Jay: Dear oh dear, what a mess. What exactly is it?
Rishi: It’s a cabinet. I was brought in to fix it but I’m beginning to realise that I’m a bit out of my depth.
Jay: I think we’ve all clocked that, sunshine. Your cabinet, or whatever you’re calling it, seems to have cracked into lots of individual pieces.
Isaac: Yes, they are all worried about their seats.
Jay: It doesn’t seem to do anything, looks exhausted, and some bits are off their hinges. As for these numbers…
Rishi: Don’t call me tetchy.
Jay: I didn’t. Look guvn’r, what do you expect us to do with this?
Isaac: Can you save it from annihilation?

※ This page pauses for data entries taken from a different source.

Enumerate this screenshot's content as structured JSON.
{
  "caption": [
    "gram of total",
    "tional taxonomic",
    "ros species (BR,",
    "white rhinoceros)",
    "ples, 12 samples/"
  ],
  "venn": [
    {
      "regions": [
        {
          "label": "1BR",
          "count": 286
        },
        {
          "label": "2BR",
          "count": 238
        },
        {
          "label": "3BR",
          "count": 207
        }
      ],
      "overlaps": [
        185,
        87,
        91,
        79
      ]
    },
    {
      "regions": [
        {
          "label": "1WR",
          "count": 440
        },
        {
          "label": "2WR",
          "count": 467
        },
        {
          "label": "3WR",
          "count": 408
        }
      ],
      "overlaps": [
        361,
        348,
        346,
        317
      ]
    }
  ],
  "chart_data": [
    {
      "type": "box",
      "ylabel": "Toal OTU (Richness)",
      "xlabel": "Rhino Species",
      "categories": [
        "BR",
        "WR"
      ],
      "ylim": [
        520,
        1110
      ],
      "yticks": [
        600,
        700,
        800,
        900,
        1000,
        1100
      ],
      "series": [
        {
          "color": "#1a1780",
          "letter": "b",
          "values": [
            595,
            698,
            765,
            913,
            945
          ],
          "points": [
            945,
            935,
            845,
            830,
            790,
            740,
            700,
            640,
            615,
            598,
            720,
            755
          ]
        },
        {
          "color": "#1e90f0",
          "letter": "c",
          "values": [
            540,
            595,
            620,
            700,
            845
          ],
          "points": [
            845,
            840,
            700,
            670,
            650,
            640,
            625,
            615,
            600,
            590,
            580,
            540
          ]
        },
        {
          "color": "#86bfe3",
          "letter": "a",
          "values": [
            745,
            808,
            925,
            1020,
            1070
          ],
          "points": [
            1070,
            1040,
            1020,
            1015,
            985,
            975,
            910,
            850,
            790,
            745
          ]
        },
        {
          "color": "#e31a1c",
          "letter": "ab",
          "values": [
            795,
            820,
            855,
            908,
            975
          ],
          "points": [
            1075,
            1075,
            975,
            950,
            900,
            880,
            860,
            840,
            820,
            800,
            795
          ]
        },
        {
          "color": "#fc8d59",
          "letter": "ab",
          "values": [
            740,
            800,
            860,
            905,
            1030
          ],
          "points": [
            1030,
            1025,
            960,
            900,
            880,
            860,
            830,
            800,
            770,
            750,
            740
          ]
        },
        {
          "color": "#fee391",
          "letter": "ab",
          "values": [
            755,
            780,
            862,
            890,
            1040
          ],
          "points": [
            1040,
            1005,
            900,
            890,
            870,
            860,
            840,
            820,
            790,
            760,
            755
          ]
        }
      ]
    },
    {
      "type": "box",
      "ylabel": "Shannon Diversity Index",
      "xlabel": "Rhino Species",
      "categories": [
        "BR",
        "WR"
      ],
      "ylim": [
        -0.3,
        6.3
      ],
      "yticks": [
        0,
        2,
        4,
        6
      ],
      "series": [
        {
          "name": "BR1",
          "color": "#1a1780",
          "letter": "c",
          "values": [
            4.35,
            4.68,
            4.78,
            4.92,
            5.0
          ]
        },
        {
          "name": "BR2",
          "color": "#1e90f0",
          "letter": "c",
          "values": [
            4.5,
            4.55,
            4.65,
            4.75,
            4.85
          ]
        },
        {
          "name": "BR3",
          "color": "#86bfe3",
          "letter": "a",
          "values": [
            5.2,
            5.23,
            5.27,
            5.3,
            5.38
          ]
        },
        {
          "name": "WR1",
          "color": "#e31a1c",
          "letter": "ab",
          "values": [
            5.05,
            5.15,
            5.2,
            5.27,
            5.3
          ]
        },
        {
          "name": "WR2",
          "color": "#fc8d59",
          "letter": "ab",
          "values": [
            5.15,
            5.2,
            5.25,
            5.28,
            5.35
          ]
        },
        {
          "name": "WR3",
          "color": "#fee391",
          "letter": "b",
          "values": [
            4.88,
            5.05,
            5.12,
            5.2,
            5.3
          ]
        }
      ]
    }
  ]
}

Jay: I think you want Thought for the Day, mate. I heard there are some miracle workers over there.
Bill Voiceover: It’s time for the vice-chancellors to see how the Repair Shop’s master craftspeople have got on restoring their universities.
Jay: Unusually, we decided to bring you both in at the same time. It’s also unusual for us not to be able to fix things, but sometimes stuff has just deteriorated too far. So, what we’ve done is make you some new institutions to replace them. Janet and Brendan, if you would like to go first. Pull off the dust sheet to see what’s underneath.
Janet: Wow! It’s so small. What is it?
Jay: It’s a college of further education. There’s a business plan in there, somewhere, to teach skills and advanced apprenticeships, should enough money ever become available to make that economically viable.
Janet: I hate it.
Brendan: Can I take early retirement?
Jay: You are next, Sir Colin and Margaret. See what is under the dust sheet.
Colin: I’m on television so I need to act amazed and grateful, right?
Margaret: You could try eating this onion and see if it will make you cry for the first time in your overprivileged life.
Colin: Yum, munch, munch… OK, I’m crying and being grateful. What is it?
Jay: It’s the Petrodollar Sovereign Wealth Fund Learning and Sports Campus, with a 60,000-seater soccer dome for virtual reality AI sports events, and a luxury student village, sponsored by CryptoBet, for the children of foreign plutocrats.
Colin: Err… thanks. Do we like it, Margaret?
Margaret: I’m off to Australia.
Colin: I think I really am crying now.
Bill Voiceover: If you have a treasured possession that has seen better days, then you have probably worked in the public sector for the past 14 years. Don’t bother to get in touch with us at the BBC because we’re in the same boat. But you can take part by sharing on social media the hashtag #BritainBeyondRepair.